人工智慧角色形象的演變
文丨李劍 鄧曉琳
作者分別系江南大學數字媒體學院副院長、江南大學數字媒體學院碩士研究生
敵人與反叛者
一開始的人工智慧大多都是由鋼鐵之軀組合而成的人型機械人,這樣的形象滿足了人類最初對人工智慧的樸素想像。《大都會》中的人造瑪麗亞的面孔如古埃及雕塑般肅穆,擁有一副具有女性纖柔之美的金屬身軀,也具有可以隨時幻化為真人的能力。人造瑪麗亞藉助形態的相似性對人類進行蠱惑,這折射了人類對人造同伴的遐想。人造瑪麗亞帶領民眾反抗,又誤導他們毀滅人機共存的城市。1951年《地球停轉之日》中試圖毀滅地球的外星機器人同樣是藉助地球人形態的呈現,反映出人類自身的貪婪與好戰。

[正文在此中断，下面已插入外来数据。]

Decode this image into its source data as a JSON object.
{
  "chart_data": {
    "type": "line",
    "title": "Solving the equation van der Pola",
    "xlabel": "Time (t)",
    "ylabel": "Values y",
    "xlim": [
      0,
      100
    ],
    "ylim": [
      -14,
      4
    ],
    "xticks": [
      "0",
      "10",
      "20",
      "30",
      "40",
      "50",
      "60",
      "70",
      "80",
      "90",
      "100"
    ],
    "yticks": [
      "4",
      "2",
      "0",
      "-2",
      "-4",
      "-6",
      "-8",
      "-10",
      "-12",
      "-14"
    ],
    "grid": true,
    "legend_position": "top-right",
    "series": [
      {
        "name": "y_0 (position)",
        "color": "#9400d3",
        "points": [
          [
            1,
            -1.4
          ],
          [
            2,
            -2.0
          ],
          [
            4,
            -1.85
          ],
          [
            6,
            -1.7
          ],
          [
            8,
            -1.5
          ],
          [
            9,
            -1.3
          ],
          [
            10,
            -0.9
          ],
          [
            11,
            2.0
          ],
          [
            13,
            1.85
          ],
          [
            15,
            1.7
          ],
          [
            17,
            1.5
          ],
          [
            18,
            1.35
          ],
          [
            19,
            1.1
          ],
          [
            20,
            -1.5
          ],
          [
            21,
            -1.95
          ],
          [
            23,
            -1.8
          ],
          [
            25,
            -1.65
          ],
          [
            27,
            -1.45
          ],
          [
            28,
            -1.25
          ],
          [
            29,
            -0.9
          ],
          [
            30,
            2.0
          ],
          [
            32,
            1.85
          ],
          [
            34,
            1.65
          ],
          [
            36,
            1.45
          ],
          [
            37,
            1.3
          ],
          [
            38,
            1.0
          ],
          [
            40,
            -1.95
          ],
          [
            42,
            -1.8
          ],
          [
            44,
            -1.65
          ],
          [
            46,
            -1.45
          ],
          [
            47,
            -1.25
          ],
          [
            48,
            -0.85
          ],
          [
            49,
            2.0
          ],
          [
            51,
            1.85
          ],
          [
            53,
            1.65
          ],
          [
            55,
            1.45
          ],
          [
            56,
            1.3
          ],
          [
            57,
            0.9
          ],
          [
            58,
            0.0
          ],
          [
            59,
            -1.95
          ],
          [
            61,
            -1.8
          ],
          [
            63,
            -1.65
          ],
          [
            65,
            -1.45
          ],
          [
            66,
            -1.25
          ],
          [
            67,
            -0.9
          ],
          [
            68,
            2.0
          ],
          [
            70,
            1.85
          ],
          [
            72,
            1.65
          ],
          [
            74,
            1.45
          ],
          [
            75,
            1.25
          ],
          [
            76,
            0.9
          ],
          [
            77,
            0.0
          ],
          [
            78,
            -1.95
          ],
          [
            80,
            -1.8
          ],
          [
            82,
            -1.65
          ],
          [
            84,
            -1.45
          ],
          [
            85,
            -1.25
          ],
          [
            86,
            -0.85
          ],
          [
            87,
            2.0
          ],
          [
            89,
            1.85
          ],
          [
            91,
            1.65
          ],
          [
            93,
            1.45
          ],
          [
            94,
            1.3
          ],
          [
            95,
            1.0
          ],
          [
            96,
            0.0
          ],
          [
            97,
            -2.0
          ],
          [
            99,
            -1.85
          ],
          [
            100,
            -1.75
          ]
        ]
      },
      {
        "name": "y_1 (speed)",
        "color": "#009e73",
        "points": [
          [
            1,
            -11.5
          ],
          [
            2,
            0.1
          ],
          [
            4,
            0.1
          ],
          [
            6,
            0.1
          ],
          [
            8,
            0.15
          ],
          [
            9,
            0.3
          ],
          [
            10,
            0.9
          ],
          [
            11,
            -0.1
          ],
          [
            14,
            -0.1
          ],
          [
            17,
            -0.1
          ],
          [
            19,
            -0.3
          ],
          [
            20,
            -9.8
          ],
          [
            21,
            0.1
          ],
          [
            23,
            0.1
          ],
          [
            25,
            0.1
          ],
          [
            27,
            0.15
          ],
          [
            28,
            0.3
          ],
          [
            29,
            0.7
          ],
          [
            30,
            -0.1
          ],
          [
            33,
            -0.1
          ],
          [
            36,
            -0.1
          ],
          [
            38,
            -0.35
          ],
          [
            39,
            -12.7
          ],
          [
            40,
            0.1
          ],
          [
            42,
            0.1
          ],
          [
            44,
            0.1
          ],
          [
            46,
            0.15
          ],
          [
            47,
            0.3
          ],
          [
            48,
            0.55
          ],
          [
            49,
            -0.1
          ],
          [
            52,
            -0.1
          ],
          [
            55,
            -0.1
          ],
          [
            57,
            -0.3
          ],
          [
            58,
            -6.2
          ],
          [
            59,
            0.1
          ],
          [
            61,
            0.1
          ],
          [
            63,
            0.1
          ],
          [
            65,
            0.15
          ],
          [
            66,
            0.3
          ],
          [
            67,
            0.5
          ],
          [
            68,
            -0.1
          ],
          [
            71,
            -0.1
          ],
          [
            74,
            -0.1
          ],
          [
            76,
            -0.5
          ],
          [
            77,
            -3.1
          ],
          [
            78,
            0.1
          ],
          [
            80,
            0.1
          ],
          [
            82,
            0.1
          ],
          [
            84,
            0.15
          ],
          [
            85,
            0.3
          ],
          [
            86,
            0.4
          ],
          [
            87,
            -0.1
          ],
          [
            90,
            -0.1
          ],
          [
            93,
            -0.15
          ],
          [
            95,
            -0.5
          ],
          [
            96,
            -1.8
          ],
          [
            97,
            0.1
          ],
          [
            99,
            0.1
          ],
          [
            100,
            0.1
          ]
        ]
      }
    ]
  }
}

隨著計算機技術的到來,人工智慧作為程式生存在電線、屏幕與操控台之間,這種無形的工具形態往往以自身操縱的技術,與人類發起權力之爭。1968年《2001太空漫遊》中,HAL9000不惜犧牲人類性命也要操縱飛船就是一個典型例子,2008年皮克斯公司在《瓦力》里也以反叛的飛船向人工智慧致敬,他們幾乎無所不在,但也不是無所不摧。
人造血肉之軀由1973年的《西部世界》帶進觀眾視野。配合《西部世界》里人造人類殺戮樂園設定,人工智慧「接待員」擁有與真實人類一樣的肌膚、表情、動作、語氣與行為。2015年《機械姬》的Eva一開始是被透明材料包裹的碳素纖維軀殼,在成功圍困人類走出房間後,為自己貼上了人造肌膚材料。這兩者的人工智慧,均經歷過面對人類布置的思維與生存考驗,最終突破人類防線,走向自由。
2009年《夏日大作戰》中的人工智慧,是一個掌握了全世界人類大至經濟貿易小至社交活動資料的社會信息系統,依靠自身的學習能力不斷吸收其他智慧程式,將無數小程式作為零件組成了自己的可塑身軀。在影片中,人類憑藉家庭式的集體智慧和相互扶持的精神,以「花札」這一手段同人工智慧進行了決戰。
朋友與家人
《星球大戰》系列塑造了令人難忘的機器人助手形象,每一部電影都有配備獨特的機器人。包括人工智慧作為克隆人的「帝國軍團」形態,《星球大戰》的機器人藉助在故事中的巧妙行動,成功將文化形象轉化為現實的粉絲經濟,至今他們的模型依然是星戰迷中的搶手貨。早在1999年,《數碼獸大冒險》就已經將電子世界裡的意識形態轉化為各種怪獸形態,並成為「被選中的孩子」忠誠的冒險夥伴。同年的《機器管家》中,一位自有意識以來就被安置於和睦人類家庭中的機器人,在人類主人相繼逝世後,決定將自己改造成「真正的人」。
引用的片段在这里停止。